A total of 95 patients were included in the analysis. The overall rate of recurrence (RR) was 34.7% (n = 33), with a median time to recurrence of 36 months (range 2-100 months). Progression-free survival (PFS) and overall survival rates at 5 years were 73.7% and 98.9%, respectively. Addition of radiotherapy (RT) following resection significantly improved PFS (log-rank test, p = 0.008). In patients who underwent subtotal resection (STR), administering RT (STR + RT) improved outcome with the lowest failure rates (10.3%), superior to patients who underwent gross-total resection (GTR) alone (RR 43.1%; log-rank test, p < 0.001). Addition of RT to patients who underwent GTR was not beneficial (log-rank test, p = 0.628). In patients who had disseminated tumor at presentation, adjuvant RT controlled the disease effectively. High-dose RT (≥ 50 Gy) did not change PFS (log-rank test, p = 0.710).

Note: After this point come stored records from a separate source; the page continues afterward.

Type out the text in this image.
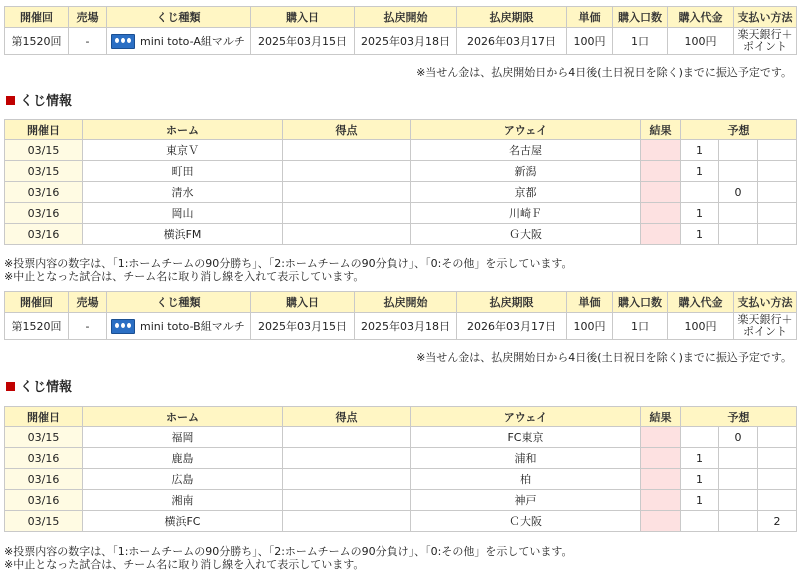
開催回	売場	くじ種類	購入日	払戻開始	払戻期限	単価	購入口数	購入代金	支払い方法
第1520回	-	mini toto-A組マルチ	2025年03月15日	2025年03月18日	2026年03月17日	100円	1口	100円	楽天銀行＋ポイント
※当せん金は、払戻開始日から4日後(土日祝日を除く)までに振込予定です。
くじ情報
開催日	ホーム	得点	アウェイ	結果	予想		
03/15	東京Ｖ		名古屋		1		
03/15	町田		新潟		1		
03/16	清水		京都			0	
03/16	岡山		川崎Ｆ		1		
03/16	横浜FM		Ｇ大阪		1		
※投票内容の数字は、「1:ホームチームの90分勝ち」、「2:ホームチームの90分負け」、「0:その他」を示しています。
※中止となった試合は、チーム名に取り消し線を入れて表示しています。
開催回	売場	くじ種類	購入日	払戻開始	払戻期限	単価	購入口数	購入代金	支払い方法
第1520回	-	mini toto-B組マルチ	2025年03月15日	2025年03月18日	2026年03月17日	100円	1口	100円	楽天銀行＋ポイント
※当せん金は、払戻開始日から4日後(土日祝日を除く)までに振込予定です。
くじ情報
開催日	ホーム	得点	アウェイ	結果	予想		
03/15	福岡		FC東京			0	
03/16	鹿島		浦和		1		
03/16	広島		柏		1		
03/16	湘南		神戸		1		
03/15	横浜FC		Ｃ大阪				2
※投票内容の数字は、「1:ホームチームの90分勝ち」、「2:ホームチームの90分負け」、「0:その他」を示しています。
※中止となった試合は、チーム名に取り消し線を入れて表示しています。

Routine inclusion of RT in the treatment protocol for spinal MPEs in young patients should be considered. Complete resection is always the goal of tumor resection. However, when complete resection does not seem to be possible in complex lesions, RT should be used as an adjunct to avoid aggressive resection and to minimize inadvertent injury to the surrounding neural tissues. High-dose RT (≥ 50 Gy) did not provide additional survival benefits, although this association needs to be evaluated by prospective studies.
小儿脊髓黏液乳头型室管膜瘤(MPE)的报道较少。在文献中,不同作者分享了他们对一小群患者的治疗经验,这使得难以就年轻患者脊髓MPE的治疗方法达成共识。本研究的目的是对从已发表研究中选取的20岁以下患者进行生存分析,并研究各种因素对预后的影响。
在PubMed上对以英文发表的研究进行全面检索。纳入年龄≤20岁的患者进行综合分析。记录有关年龄、治疗特征、关键事件(进展、复发和死亡)、关键事件发生时间以及随访时间的信息。使用Kaplan-Meier估计器和Cox比例风险模型技术计算各种因素与生存结果的关联程度。
共有95例患者纳入分析。总体复发率(RR)为34.7%(n = 33),复发的中位时间为36个月(范围2 - 100个月)。5年无进展生存率(PFS)和总生存率分别为73.7%和98.9%。切除术后加用放疗(RT)显著改善了PFS(对数秩检验,p = 0.008)。在接受次全切除(STR)的患者中,给予RT(STR + RT)可改善预后,失败率最低(10.3%),优于单纯接受全切除(GTR)的患者(RR 43.1%;对数秩检验,p < 0.001)。对接受GTR的患者加用RT并无益处(对数秩检验,p = 0.628)。对于初诊时已有播散性肿瘤的患者,辅助性RT可有效控制疾病。高剂量RT(≥50 Gy)并未改变PFS(对数秩检验,p = 0.710)。
应考虑在年轻患者脊髓MPE的治疗方案中常规加入RT。完整切除始终是肿瘤切除的目标。然而,当复杂病变似乎无法完整切除时,应使用RT作为辅助手段,以避免激进切除并尽量减少对周围神经组织的意外损伤。高剂量RT(≥50 Gy)并未提供额外的生存益处,尽管这种关联需要通过前瞻性研究进行评估。